Selbst für die knappste Zusammenfassung seiner einmaligen Karriere muss man tief Luft holen. Vor 50 Jahren debütierte Plácido Domingo in Mexico City. Seitdem hat er 130 Rollen verkörpert, 3400 Auftritte absolviert, über 100 Platten nebst 50 Musikvideos aufgenommen. 450 Abende als Dirigent liegen hinter ihm. Zwei US-Opernhäuser leitet er auch noch.

Vor dem Aufstieg zum König der Tenöre war der junge Sänger ein Bariton. Im goldenen Herbst seiner Karriere steigt er nun für Verdis Simon Boccanegra wieder in die tiefere Lage hinab. Den Aufführungen an der Berliner Staatsoper folgen weitere 26 in New York, Mailand, London und Madrid folgen. Für den an der Zwietracht Genuas zerbrechenden Dogen braucht man neben Stimme vor allem Persönlichkeit und Bühnenpräsenz. Die hatte der heute 68-Jährige schon immer. Seine wundervoll bewahrte, bronzene Mittellage wirkte nur selten etwas rissig, die tiefen Passagen unterhalb der genuinen Sphäre des Tenors mit einer gewissen Körnung natürlich und tonschön.

Die Färbung der Stimme passte vor allem zum jungen Boccanegra des Prologs, der 25 Jahre vor den drei folgenden Akten spielt. Seine gebieterische Ansprache und die Verfluchung Paolos in der Ratsszene hatte das Format von Domingos „Otello"-Glanzzeiten, nach der Pause ergriff seine milde väterliche Resignation. Plácido Domingo war aber vor allem er selbst. Sein Boccanegra imponierte als Akt des Willens.
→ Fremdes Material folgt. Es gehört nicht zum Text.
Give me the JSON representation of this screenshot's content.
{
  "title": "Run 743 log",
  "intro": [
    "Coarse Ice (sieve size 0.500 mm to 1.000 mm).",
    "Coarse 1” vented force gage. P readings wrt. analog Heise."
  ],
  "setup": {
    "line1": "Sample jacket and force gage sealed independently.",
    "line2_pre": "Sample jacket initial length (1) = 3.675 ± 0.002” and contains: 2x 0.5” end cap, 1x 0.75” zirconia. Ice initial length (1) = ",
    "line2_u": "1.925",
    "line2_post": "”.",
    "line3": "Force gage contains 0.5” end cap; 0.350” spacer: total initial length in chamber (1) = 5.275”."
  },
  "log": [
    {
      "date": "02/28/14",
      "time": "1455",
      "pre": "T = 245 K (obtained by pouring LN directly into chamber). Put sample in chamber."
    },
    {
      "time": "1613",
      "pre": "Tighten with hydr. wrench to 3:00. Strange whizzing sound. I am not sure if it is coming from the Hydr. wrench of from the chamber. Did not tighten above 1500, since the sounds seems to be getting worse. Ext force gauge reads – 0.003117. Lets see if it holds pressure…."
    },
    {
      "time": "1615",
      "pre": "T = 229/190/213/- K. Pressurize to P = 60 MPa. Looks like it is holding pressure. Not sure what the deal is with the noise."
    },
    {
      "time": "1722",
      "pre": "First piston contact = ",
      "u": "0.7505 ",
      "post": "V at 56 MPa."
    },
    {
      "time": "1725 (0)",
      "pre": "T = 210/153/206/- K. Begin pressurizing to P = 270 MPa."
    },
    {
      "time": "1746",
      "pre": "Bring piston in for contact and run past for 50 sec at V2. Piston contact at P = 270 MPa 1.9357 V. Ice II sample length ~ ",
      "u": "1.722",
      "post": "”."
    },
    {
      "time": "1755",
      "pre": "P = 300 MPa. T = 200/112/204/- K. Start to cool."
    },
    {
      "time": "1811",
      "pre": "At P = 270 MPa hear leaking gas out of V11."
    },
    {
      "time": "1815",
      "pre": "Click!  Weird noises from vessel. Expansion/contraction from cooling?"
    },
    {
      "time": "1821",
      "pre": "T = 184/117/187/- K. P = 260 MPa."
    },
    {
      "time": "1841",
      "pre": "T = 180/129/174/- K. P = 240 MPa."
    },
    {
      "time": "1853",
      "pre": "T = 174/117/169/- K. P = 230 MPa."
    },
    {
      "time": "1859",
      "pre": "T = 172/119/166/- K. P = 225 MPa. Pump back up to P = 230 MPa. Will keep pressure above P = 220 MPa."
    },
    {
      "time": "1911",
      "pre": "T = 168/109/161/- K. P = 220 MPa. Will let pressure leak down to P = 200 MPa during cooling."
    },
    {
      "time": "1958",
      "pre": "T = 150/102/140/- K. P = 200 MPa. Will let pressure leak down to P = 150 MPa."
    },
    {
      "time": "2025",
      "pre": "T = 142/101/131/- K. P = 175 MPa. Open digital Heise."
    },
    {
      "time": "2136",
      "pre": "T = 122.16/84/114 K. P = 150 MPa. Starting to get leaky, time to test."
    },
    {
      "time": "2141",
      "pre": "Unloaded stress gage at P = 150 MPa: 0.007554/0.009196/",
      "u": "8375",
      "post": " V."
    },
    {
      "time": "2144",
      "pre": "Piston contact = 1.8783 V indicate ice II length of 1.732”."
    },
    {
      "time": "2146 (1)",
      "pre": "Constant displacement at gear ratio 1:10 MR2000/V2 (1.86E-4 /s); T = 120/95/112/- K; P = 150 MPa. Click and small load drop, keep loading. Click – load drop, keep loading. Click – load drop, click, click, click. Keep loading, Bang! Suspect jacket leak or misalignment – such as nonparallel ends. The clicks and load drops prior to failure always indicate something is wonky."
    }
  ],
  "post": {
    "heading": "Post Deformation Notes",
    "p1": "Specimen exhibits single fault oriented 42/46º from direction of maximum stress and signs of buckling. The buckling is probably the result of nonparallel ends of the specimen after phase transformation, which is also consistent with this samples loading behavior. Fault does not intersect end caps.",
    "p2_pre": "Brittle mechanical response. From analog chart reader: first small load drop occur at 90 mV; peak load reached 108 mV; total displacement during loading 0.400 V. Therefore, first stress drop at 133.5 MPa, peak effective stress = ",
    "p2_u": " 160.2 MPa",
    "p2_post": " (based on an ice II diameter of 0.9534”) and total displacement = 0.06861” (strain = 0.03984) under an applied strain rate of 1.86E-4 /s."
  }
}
Die derzeit konkurrenzlose Anja Harteros stellte ihn in den Schatten. Mit lyrischer Wärme verwandelte sie Verdis kalten Friedensengel in eine ernste Frau aus Fleisch und Blut. Der Mann an ihrer Seite war Tenor Fabio Sartori. Als Gabriele Adorno prunkte er mit heldischem Metall, das noch ungeschliffener wirkte als der granitene Fiesco des darstellerisch blassen Bassisten Kwangchul Youn. Die Düsternis von Verdis Musik harmonierte mit dem heftigen Expressionismus der Berliner Staatskapelle unter Daniel Barenboim. Der Dirigent trat mit dem Regisseur Federico Tiezzi so lange nach vorn, bis der letzte Buhrufer Halsweh hatte. Die Kooperation mag der Kasse der Berliner Staatsoper und Barenboims Ruhm föderlich sein. Aber dieser symbolschwangere Kostümschinken roch streng nach Mottenkugeln und Opernkooperationskommerz.